D’un côté, cela préserve une part de fabrication chez le constructeur, qui reste au moins un assembleur. Mais cela entraîne des ruptures de charge et des circuits de production complexes peu efficients. Ce qui explique aussi pourquoi l’ossature bois maintient assez bien ses parts de marché en France face au CLT.

 

 

La logique constructive du choix du bois en construction bois© JT

 

L’idée lumineuse du dormant structurel

 

L’un des intérêts de l’approche de Bernard Bruno, c’est qu’il dépasse cette confrontation entre l’ossature et le CLT. Pour lui, les deux approches ont un point commun évident : la structure de la paroi est en bois massif.

 

Fort de ce constat, il s’est demandé pourquoi on n’utilise pas ce cadre comme dormant de la fenêtre. Dans le cas de l’ossature, il suffirait de remplacer la montant habituel par un montant trois plis et de l’usiner à l’aide d’une moulurière.

 

Quant aux panneaux en CLT, il suffirait d’usiner le champ grâce à des portails à commande numérique performants.
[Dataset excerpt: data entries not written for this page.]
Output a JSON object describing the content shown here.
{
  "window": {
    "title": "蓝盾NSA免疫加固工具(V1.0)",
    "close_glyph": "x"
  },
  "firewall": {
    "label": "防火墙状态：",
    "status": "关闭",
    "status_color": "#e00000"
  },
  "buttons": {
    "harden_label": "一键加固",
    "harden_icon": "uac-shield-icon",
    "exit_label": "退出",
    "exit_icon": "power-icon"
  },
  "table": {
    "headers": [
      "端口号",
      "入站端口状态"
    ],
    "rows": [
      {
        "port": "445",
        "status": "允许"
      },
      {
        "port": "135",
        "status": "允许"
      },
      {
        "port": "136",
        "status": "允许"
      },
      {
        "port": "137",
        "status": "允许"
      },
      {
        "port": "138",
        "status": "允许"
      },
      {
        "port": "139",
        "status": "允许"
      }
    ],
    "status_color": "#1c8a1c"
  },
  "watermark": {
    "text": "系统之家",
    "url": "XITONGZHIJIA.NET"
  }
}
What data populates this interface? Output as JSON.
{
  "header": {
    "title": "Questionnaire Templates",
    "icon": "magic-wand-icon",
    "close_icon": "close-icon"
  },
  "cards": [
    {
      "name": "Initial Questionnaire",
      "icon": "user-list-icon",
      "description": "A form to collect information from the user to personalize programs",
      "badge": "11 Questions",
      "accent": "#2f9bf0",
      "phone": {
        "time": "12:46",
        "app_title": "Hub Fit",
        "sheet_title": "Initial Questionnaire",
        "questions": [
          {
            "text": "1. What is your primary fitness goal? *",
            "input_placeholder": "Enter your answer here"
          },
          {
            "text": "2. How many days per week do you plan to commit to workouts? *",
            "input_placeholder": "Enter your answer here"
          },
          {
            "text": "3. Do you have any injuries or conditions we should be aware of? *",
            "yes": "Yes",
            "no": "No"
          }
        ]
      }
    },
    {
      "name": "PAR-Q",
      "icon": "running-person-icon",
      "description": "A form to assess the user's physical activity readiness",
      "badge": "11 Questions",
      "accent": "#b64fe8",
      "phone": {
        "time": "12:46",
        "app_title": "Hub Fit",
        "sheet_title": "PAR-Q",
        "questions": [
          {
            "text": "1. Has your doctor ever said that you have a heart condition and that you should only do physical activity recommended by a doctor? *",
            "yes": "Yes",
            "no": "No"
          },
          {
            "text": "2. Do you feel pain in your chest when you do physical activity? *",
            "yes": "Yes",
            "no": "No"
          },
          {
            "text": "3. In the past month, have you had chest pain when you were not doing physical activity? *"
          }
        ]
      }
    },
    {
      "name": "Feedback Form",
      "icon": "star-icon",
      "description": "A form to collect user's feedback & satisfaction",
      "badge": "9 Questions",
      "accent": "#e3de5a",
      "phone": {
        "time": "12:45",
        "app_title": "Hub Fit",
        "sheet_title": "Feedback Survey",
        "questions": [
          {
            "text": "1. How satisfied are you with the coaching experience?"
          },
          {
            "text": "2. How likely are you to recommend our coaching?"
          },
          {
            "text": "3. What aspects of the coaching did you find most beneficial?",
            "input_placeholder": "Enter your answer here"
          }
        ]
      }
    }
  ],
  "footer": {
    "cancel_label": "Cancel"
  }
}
Les avantages de ces deux options sont évidents en termes d’étanchéité à l’air, le performance AEV. Par contre, l’approche proposée par Bernard Bruno remet en cause la chaîne de valeur habituelle.

 

 

Dans son concept, Bernard Bruno propose de traiter l’habillage/étanchéité/protection comme un cadre dormant de menuiserie alu en profils filés qui aura l'avantage d'être rigide, étanche et facile à poser.©Green Window

 

Oser le mur fini

 

Il y a une dizaine d’années, après les pèlerinages fondateurs dans le Vorarlberg, les constructeurs bois français sont allés faire un tour en Allemagne pour constater l’avance des préfabricateurs outre-Rhin. Ils ont pris peur, mais heureusement, le dispositif réglementaire et assurantiel français a largement dissuadé les constructeurs allemands qui ont eu suffisamment à faire chez eux pour consolider leurs parts de marché.

 

En France, on en est souvent resté à la préfabrication d’éléments d’ossature ouverts, contreventés par l’extérieur en dépit du bon sens, et offrant une stricte répartition des tâches entre le charpentier et le plaquiste.

 

La crise tardive de la construction bois, au milieu de la dernière décennie, a confronté ce marché à un danger existentiel, conjugué avec la contraction très forte du marché de la maison individuelle. Finalement, le marché de la construction s’est redressé, entraînant dans son sillage la construction bois plus ou moins exsangue et pas vraiment en mesure de partir sur de nouvelles bases.

 

Depuis deux ans, cependant, l’urgence climatique et un environnement conjoncturel plutôt favorable ont donné des ailes aux constructeurs bois, engagés dans une phase de croissance équivalente à celle de la première décennie du siècle. Si ce n’est que l’épidémie est en train de remettre tout à plat.

 

On a beau se dire que cette catastrophe sanitaire n’est qu’un délicat prélude aux cataclysmes que va engendrer le choc climatique, et que les objectifs de neutralité carbone à court terme n’en sont que plus vitaux : la récession annoncée va appauvrir tout le monde, bien davantage que la crise de l’euro consécutive à la crise financière, et la question de l’efficience économique se posera avec insistance.

 

Depuis dix ans, la construction bois stagne car elle ne parvient pas à être compétitive face à la maçonnerie traditionnelle, quoi qu’on dise. Demain, ce sera encore pire. A moins d’aborder la situation actuelle de façon disruptive, comme le suggère Bernard Bruno.

 

La filière déjà mobilisée

 

Avec le dormant structurel, le constructeur bois se met en mesure de livrer le mur fini et le clos-couvert, dans une approche très bas carbone et techniquement sécurisée. La première étape, en cours, est la validation technique des solutions imaginées par Bernard Bruno.

 

Des tests d’usinage de panneaux en CLT ont déjà été menés par un industriel français du CLT, et des essais d’usinage des montants d’ossature bois par un industriel de la fenêtre bois dans les Vosges. Il faudra passer par la réalisation de chantiers test avec leur lots inévitables d’enseignements.

 

Sans oublier cependant qu’une nouvelle fois, la France tient ici un avantage concurrentiel international mais que le contexte économique ne nous permet pas de le gaspiller. Il faut de l’audace et encore de l’audace, afin de mener ainsi à son terme la démarche industrielle de préfabrication du mur fini en bois, avec baies intégrées.